Вениамин Каверин - Много хороших людей и один завистник
Вот тут неизвестно -- сразу она превратилась в Сороку или прежде услышала, как Лора, выбежав из ванной, с ужасом крикнула:
-- Не глотай!
ПЕТЬКА ПРИНИМАЕТ ТАБЛЕТКИ ОТ ТРУСОСТИ И СТАНОВИТСЯ ХРАБРЫМ
Как же поступил Петька, когда Таня ушла из аптеки "Голубые Шары". Он поскорее купил таблетки от трусости и побежал за ней. Ему стало стыдно, что девочка попросила проводить ее, а он, мужчина, невежливо отказался.
На Козихинской было темно, район незнакомый. Таню он не догнал, потому что останавливался на каждом шагу и хватался за карман, в котором лежали таблетки.
Дом номер три опасно поблескивал под луной. Тощая кошка с разбойничьей мордой сидела на тумбе. Лифтерша, выглянувшая из подъезда, была похожа на бабу-ягу. А тут еще какая-то птица вылетела из окна и стала кружиться над ним так низко, что чуть не задела своим раздвоенным длинным хвостом. Это уж было слишком для Петьки. Дрожащей рукой он достал из кармана таблетки и проглотил одну, а потом на всякий случай -- вторую. Вот так раз! Все изменилось вокруг него в одно мгновение. Дом номер три показался ему самым обыкновенным облупившимся домом. Кошке он сказал: "Брысь!" А от птицы просто отмахнулся и даже погрозил кулаком.
Разумеется, он не знал, что ей хотелось крикнуть: "Помоги мне, я -- Таня!" Увы, теперь она могла только трещать как сорока!

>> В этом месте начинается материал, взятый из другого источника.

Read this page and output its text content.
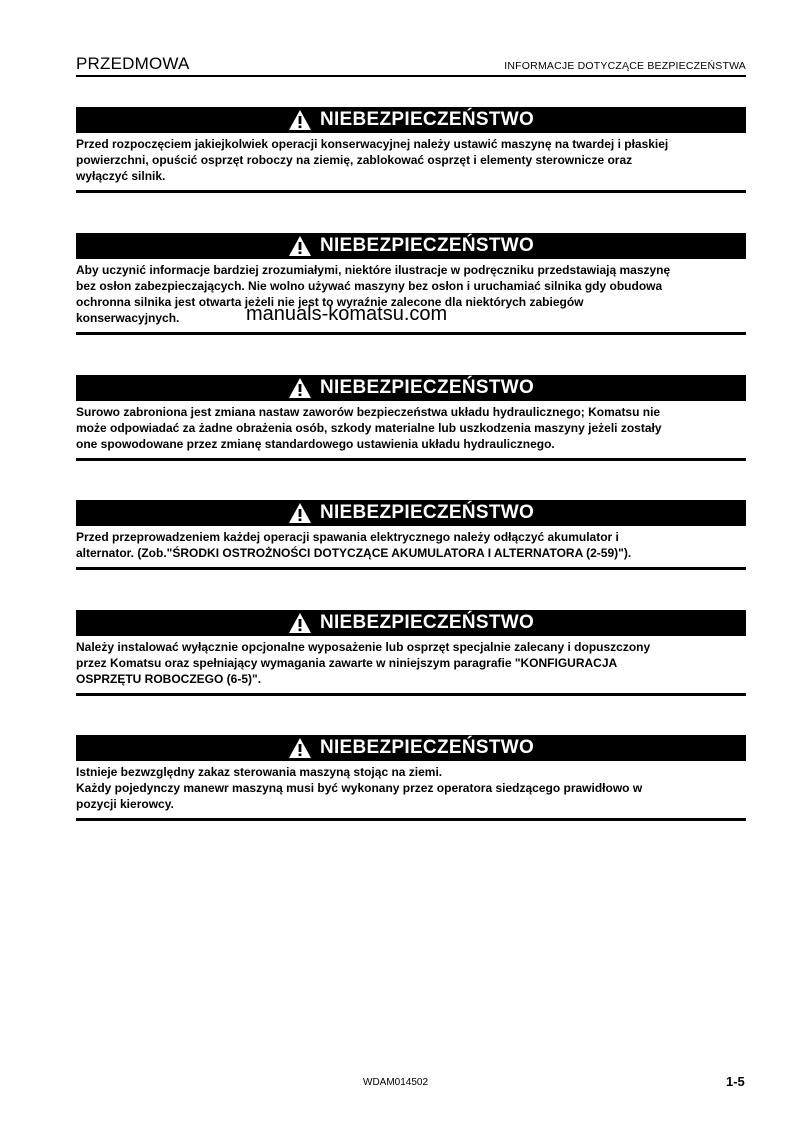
PRZEDMOWA	INFORMACJE DOTYCZĄCE BEZPIECZEŃSTWA
NIEBEZPIECZEŃSTWO
Przed rozpoczęciem jakiejkolwiek operacji konserwacyjnej należy ustawić maszynę na twardej i płaskiej
powierzchni, opuścić osprzęt roboczy na ziemię, zablokować osprzęt i elementy sterownicze oraz
wyłączyć silnik.
NIEBEZPIECZEŃSTWO
Aby uczynić informacje bardziej zrozumiałymi, niektóre ilustracje w podręczniku przedstawiają maszynę
bez osłon zabezpieczających. Nie wolno używać maszyny bez osłon i uruchamiać silnika gdy obudowa
ochronna silnika jest otwarta jeżeli nie jest to wyraźnie zalecone dla niektórych zabiegów
konserwacyjnych.
NIEBEZPIECZEŃSTWO
Surowo zabroniona jest zmiana nastaw zaworów bezpieczeństwa układu hydraulicznego; Komatsu nie
może odpowiadać za żadne obrażenia osób, szkody materialne lub uszkodzenia maszyny jeżeli zostały
one spowodowane przez zmianę standardowego ustawienia układu hydraulicznego.
NIEBEZPIECZEŃSTWO
Przed przeprowadzeniem każdej operacji spawania elektrycznego należy odłączyć akumulator i
alternator. (Zob."ŚRODKI OSTROŻNOŚCI DOTYCZĄCE AKUMULATORA I ALTERNATORA (2-59)").
NIEBEZPIECZEŃSTWO
Należy instalować wyłącznie opcjonalne wyposażenie lub osprzęt specjalnie zalecany i dopuszczony
przez Komatsu oraz spełniający wymagania zawarte w niniejszym paragrafie "KONFIGURACJA
OSPRZĘTU ROBOCZEGO (6-5)".
NIEBEZPIECZEŃSTWO
Istnieje bezwzględny zakaz sterowania maszyną stojąc na ziemi.
Każdy pojedynczy manewr maszyną musi być wykonany przez operatora siedzącego prawidłowo w
pozycji kierowcy.
manuals-komatsu.com
WDAM014502	1-5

-- Ну, тетя, как делишки? -- сказал он лифтерше.
-- Не беги, не спеши, -- сказала лифтерша. -- Посидим, поболтаем.
Возможно, что, если бы Петька принял одну таблетку, он подождал бы Таню у подъезда, но он, как вы знаете, принял две, а ведь две -- это совсем не то, что одна.
-- Мне некогда болтать с тобой, тетя, -- отвечал он лифтерше. -- Ну-ка, заведи свой аппарат. -- Ив одно мгновение он взлетел на девятый этаж. -- Тебя-то мне и надо, -- сказал он, взглянув на медную дощечку, и забарабанил в дверь руками и ногами.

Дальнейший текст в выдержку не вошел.